Sunday, February 28, 2010

Would High-Speed Rail Affect Urban Sprawl?

When you are sitting in your car in a parking lot on the insterstate, staring out the windows and hoping for a better song on the radio, lots of ideas can sound like good ones. The highway and road systems are often chastised by policy makers, city planners and environmental activists as a cause of negative sprawl, and many different problems in our urban and suburban areas. In fact, President Obama is interested in pursuing a plan to develop more high-speed rail systems across the United States in order to eliminate many of these challenges.

The President's vision for the rail system involves several components that he believes will be a marked improvement from our current situation.
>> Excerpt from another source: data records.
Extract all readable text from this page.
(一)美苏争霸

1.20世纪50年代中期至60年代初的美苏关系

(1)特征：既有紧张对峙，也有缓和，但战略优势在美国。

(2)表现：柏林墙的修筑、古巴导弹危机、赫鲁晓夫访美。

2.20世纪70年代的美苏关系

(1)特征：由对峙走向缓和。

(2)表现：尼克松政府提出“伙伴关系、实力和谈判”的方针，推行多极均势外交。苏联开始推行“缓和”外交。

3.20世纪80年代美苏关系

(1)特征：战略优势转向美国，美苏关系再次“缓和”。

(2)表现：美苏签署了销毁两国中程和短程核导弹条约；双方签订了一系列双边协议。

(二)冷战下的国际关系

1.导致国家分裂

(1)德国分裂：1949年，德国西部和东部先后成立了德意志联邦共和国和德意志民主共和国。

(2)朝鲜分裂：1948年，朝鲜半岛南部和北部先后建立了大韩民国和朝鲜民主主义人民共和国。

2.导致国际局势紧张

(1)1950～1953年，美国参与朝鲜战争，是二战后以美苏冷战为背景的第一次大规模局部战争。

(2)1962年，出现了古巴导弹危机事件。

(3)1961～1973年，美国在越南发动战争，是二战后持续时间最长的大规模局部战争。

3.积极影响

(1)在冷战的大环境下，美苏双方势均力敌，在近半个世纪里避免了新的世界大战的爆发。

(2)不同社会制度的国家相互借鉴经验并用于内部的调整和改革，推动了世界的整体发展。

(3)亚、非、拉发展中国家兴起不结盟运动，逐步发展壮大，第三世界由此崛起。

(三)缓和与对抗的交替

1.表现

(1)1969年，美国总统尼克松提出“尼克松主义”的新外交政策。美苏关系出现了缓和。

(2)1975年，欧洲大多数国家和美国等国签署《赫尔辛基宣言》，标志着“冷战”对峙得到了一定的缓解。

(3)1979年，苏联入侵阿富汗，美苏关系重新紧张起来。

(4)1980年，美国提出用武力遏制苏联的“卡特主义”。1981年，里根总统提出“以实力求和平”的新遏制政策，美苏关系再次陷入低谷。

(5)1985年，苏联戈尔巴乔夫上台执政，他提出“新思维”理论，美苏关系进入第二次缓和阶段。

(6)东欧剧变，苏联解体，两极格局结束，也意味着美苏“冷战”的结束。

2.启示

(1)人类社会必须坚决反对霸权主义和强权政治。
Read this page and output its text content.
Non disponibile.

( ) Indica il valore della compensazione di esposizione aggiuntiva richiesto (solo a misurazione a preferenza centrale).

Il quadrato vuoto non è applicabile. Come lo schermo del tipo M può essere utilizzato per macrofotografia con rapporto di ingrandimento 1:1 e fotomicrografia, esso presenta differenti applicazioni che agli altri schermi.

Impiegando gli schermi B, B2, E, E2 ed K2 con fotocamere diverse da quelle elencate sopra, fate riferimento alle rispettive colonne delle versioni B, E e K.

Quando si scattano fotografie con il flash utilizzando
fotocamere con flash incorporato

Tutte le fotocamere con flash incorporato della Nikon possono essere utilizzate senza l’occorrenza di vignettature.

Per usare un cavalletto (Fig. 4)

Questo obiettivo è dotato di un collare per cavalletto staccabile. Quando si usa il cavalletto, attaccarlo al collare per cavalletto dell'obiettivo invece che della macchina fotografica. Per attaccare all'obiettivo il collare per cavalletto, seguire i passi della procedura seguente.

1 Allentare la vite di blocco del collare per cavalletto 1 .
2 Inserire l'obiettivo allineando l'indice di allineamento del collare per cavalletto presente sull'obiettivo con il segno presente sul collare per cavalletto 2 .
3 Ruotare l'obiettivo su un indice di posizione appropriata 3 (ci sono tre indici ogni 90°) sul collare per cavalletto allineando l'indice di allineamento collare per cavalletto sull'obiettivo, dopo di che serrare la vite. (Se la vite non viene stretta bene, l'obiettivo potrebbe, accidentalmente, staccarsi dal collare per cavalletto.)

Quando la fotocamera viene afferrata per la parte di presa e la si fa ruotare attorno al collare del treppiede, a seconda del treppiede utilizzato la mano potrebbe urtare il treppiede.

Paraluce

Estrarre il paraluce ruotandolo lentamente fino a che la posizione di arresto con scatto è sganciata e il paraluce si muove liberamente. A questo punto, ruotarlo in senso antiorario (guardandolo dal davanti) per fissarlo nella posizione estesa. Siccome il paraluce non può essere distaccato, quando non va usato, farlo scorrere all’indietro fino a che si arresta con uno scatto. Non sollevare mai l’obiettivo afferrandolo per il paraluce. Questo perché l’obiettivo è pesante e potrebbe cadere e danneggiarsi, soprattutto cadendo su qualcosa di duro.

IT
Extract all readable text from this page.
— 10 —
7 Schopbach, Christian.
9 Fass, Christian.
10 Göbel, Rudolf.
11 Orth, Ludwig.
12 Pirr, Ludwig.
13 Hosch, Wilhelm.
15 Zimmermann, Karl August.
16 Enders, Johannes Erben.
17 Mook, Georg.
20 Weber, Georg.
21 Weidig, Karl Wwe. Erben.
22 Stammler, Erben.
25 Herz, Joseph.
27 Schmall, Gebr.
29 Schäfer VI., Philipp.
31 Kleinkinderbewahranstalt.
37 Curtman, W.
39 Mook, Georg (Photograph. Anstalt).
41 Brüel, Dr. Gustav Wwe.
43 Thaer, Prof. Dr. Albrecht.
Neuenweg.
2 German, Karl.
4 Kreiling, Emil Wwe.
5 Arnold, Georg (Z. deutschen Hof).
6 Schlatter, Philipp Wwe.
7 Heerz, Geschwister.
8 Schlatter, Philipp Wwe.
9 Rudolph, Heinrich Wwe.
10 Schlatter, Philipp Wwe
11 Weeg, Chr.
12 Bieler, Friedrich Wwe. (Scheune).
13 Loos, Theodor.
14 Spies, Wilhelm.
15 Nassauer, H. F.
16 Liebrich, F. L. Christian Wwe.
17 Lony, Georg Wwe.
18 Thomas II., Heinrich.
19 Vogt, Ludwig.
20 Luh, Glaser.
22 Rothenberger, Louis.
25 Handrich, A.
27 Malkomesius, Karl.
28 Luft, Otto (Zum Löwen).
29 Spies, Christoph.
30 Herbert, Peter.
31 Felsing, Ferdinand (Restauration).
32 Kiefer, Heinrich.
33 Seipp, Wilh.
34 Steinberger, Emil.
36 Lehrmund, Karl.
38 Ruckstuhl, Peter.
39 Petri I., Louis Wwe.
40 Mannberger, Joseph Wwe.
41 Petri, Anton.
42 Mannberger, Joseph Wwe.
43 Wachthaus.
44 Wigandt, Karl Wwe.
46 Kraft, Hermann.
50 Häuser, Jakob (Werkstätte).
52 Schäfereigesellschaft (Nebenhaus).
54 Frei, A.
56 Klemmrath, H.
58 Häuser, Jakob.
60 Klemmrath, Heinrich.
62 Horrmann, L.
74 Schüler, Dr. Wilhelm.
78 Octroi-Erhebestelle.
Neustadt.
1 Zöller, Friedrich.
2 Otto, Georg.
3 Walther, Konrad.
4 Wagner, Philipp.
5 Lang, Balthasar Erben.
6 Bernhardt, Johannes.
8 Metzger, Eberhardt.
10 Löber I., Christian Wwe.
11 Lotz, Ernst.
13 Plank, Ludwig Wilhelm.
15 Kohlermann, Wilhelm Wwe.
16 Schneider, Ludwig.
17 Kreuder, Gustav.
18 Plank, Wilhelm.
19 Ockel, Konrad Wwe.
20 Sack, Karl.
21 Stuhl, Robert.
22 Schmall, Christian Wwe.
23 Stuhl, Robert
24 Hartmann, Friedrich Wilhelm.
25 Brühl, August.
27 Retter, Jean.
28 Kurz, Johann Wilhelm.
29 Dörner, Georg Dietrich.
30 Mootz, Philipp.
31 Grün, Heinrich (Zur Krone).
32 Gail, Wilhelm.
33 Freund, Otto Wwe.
He argues that the rail system will be able to pull Americans off of highways, which should lower our dependence on foreign oil, as well as lower our gas bill from filling tanks. He argues that there will be increased labor productivity in the areas serviced by the rail, by decreasing the amount of congestion that travels in and out of the city. Most impressively, he argues that there will be a great environmental impact, a lessening of damage to the planet.

Edward Glaeser, an economist at Harvard, would disagree with this assessment from an economic perspective. He has been attempting to run a cost-benefit analysis over several weeks to develop an evaluation of the effects of a single rail-connection between Dallas and Houston. His estimates for this area specifically would seem to indicate that the costs would exceed the benefits (including estimates for environmental and social benefits) by $524 million dollars per year, if the ridership of the rail was equal to the air traffic between the two cities. Clearly this is a simplified and fairly estimated argument, but it presents a huge difference between an investment in America that will successfully save us money from reliance on fossil fuels and an expenditure that is unsustainable. As long as Glaeser's assumptions hold reasonably well to reality, he paints a very convincing argument that a high-speed rail system would do very little to change the existing situations in metropolitan areas for the better.

2 comments:

Larry Eubanks said...

I don't think you offered an answer to your question. You told me about the benefits and costs of a high speed rail project between Dallas and Houston, but this doesn't directly relate to your question about whether such a project will affect sprawl. The benefits versus costs might be positive or negative, and this would say nothing directly about sprawl.

It looks to be about 240 miles between the cities. I think there might be a simple way to answer your question. If the train is non-stop between the cities, then it seems to me mostly likely that it will have little effect on sprawl. But, if there are several stops along this 240 miles, then I think it would probably encourage people with jobs in either city to locate their residences along the rail line so that the ride time in to work would be about 50-60 minutes. I find it reasonable in this case to predict that if there was an effect of this rail project it would be to spread residences farther from the cities than they tend to be at this time. What do you think?

Amber Egbert said...

Good point, I did not end up posting my own thoughts on the matter. After reading through the article, I'm inclined to believe that implementing a rail system like this will have no impact on the actual size or residential location of cities or citizens. It seems that the proposed rail systems are meant to be non-stop (or fewer stop) service between the two locations.
There might be an improvement in commute time, if the rail system were large enough to handle a high enough volume of people to both reduce highway traffic/congestion. (Lower the club membership, if we are using a club-good model) Also, if it were able to reduce commute time enough for enough people, there could be improved productivity by returning some of the commute time back to the workforce. I still think that these improvements would be small enough that a few symbolic rail systems will not have a significant impact on city size, location, or density.